NBC10 Chief Meteorologist Glenn "Hurricane" Schwartz weighs in on the loss of former NBC10 weatherman Herb Clarke, who died Sunday at age 84 from complications of Alzheimer's.
I started watching Herb on Channel 10 back in the 1950s. He seemed to like what he did so much, that it helped inspire me into being a meteorologist. Forty years later, I had the honor of actually working right next to him on-air during a storm. It was one of the highlights of my life.
We interviewed Herb (and other early TV legends) as a part of The Philadelphia Area Weather Book. This is some of what I wrote:
“Since Herb was not a meteorologist, he used forecasts from the U.S. Weather Bureau, giving credit to the government forecasters and calling it the “official” forecast. This acknowledgment earned him the enduring respect of his competitors and other meteorologists in the area. His style could be described as folksy and reassuring. Viewers would not be frightened of impending stormy weather after hearing a calm, collected Herb deliver the forecast.”

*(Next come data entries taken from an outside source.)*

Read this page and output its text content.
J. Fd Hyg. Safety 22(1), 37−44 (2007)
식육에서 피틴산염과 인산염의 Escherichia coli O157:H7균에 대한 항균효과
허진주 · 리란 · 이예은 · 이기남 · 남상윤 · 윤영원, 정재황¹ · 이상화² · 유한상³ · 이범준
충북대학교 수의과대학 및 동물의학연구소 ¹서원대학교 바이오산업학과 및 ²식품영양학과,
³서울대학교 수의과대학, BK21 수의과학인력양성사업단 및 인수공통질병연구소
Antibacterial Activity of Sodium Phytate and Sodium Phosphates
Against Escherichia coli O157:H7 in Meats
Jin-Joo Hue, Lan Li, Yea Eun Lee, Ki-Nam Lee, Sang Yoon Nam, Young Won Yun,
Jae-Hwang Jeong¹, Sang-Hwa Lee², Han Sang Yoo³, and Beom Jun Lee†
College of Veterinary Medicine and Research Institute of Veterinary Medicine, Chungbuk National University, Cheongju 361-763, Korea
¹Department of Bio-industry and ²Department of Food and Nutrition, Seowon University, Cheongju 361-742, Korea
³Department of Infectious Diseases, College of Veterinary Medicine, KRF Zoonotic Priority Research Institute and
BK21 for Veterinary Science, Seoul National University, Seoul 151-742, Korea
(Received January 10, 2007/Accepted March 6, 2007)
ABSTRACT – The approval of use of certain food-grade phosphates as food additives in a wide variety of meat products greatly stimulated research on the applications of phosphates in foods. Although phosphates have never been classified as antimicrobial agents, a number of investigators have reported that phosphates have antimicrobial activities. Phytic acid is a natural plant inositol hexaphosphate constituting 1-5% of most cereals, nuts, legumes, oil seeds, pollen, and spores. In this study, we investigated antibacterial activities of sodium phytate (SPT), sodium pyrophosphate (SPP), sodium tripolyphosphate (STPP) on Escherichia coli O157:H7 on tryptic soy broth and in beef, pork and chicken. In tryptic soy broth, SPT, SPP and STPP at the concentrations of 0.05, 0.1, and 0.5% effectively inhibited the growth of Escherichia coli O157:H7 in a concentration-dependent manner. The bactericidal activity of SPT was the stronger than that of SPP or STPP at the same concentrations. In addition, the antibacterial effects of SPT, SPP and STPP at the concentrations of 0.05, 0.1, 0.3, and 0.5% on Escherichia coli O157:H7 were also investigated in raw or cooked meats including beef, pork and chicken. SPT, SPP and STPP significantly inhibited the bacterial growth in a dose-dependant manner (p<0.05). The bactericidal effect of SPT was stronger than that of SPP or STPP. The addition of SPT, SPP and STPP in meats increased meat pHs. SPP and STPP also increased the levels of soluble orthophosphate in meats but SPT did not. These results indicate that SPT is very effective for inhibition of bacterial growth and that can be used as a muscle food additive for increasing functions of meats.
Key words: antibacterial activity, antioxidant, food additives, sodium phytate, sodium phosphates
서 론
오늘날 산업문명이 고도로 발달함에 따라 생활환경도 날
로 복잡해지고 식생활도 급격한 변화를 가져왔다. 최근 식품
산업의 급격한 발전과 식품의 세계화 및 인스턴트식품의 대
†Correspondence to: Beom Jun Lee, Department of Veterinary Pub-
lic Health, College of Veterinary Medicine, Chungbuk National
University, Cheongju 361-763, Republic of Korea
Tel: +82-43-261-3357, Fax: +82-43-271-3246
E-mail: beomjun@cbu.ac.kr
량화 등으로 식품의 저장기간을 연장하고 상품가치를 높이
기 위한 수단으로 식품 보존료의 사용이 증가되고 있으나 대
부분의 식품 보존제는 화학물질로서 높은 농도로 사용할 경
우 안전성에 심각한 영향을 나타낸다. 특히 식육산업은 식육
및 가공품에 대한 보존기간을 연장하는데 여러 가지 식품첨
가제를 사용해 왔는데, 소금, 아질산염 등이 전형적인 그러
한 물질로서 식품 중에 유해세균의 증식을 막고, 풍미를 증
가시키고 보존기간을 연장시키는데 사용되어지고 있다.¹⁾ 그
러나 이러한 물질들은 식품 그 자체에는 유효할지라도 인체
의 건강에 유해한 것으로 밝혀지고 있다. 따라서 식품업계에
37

“Herb’s television career in Philadelphia spanned five decades, he started with drawing on maps and closed using three-dimensional computer graphics. But, according to Herb, the main change is:’ Compared to what we’re getting now; there was time for a bit more togetherness with the audience. The viewer gets closer to the person doing the weather than anyone else on the news….we both care for the same reason.’ As evidence of this connection with viewers, Herb received between 40 and 60 letters a day. ‘I tried to answer them all’, he says. Herb retired from Philadelphia television weather forecasting on New Years’s Eve, 1997.”
Herb vividly remembered one of the biggest weather stories he ever covered, Hurricane Agnes in 1972. He was supposed to go to Harrisburg on the helicopter to relieve reporter Sid Brenner, but was called away at the last minute by the boss. He needed to write a special report for after the news. He then got a call from the police commissioner who was surprised to hear Herb’s voice. He had been told Herb died. The helicopter crashed, and Sid and three others did perish. Herb then paused for just a moment and went back to writing the special report, including the death of his co-workers. As usual, Herb stayed composed and professional throughout that ordeal.
Herb had many friends here at NBC10. Many have retired, but some are still here. He was a part of our family for 40 years. Herb and his wonderful smile will be missed.